Computer Science Department
School of Computer Science, Carnegie Mellon University


Interactive Sketching for the Early Stages of User Interface Design

James A. Landay

December 1996

Ph.D. Thesis

[Also appears as CMU-HCII-96-105]

Keywords: User interfaces, design, sketching, storyboarding, gesture recognition, interaction techniques, pen-based computing, SILK

Current interactive user interface construction tools are often more of a hindrance than a benefit during the early states of interface design. Theses tools are hard to use and they encourage designers and evaluators to focus on the wrong issues, such as color, fonts, and alignment, at this early stage. Most designers prefer instead to sketch early interface ideas on paper. However, designing on paper also has many drawbacks. Paper-based designs are hard to edit and cannot easily be tested with users. This dissertation describes the design, implementation, and evaluation of an interactive sketching tool called SILK that overcomes these problems and combines many of the benefits of paper-based sketching with current electronic tools.

SILK allows designers to quickly sketch an interface using an electronic pad and stylus. SILK preserves the important properties of pencil and paper: a rough drawing can be produced quickly and the medium is flexible. However, unlike a paper sketch, this electronic sketch is interactive and can easily be annotated and modified using editing gestures.

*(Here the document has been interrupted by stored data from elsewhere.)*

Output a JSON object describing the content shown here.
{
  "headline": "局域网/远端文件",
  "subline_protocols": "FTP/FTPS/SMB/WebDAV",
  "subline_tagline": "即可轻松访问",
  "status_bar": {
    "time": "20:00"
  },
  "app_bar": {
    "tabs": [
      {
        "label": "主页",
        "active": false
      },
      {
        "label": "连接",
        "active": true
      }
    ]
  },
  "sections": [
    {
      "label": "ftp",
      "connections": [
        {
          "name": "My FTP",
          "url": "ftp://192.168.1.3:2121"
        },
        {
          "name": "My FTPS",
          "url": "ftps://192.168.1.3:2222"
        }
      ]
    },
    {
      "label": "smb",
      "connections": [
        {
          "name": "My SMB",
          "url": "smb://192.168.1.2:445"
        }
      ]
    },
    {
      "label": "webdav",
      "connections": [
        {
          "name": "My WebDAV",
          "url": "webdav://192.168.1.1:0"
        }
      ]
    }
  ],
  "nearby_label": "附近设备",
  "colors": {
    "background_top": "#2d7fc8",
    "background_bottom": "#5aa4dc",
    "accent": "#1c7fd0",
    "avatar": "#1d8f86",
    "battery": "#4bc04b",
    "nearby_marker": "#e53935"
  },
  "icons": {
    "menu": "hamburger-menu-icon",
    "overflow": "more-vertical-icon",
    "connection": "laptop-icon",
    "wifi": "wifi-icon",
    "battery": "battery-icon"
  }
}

SILK recognizes user interface widgets and other interface elements as they are drawn and gives the designer feedback so that these inferences can be changed. Recognized interface elements have built-in behaviors and thus these elements can be exercised in their sketchy state. For example, the "elevator" in a sketched scrollbar can be dragged up and down. Unfortunately, the behavior of individual widgets is insufficient to test a working interface. SILK's electronic storyboards allow the illustration of the dynamic behavior between interface elements, such as a dialog box appearing when a button is pressed. A designer creates a storyboard by first copying sketched screens to the storyboard window and then drawing transition arrows on the screens. The arrows specify which objects cause transitions to which screens when the end-user clicks on the objects. When the designer is satisfied with this early prototype, the system can transform the sketch into an operational interface using real widgets in a specified look-and-feel.

An evaluation of SILK, using professional and student designers, showed that it was an effective tool for both early creative design and for communicating the resulting design ideas to other members of an engineering team. By supporting the early phases of the interface design life cycle, electronic sketching can both ease the prototyping of user interfaces and improve the interfaces that are eventually produced.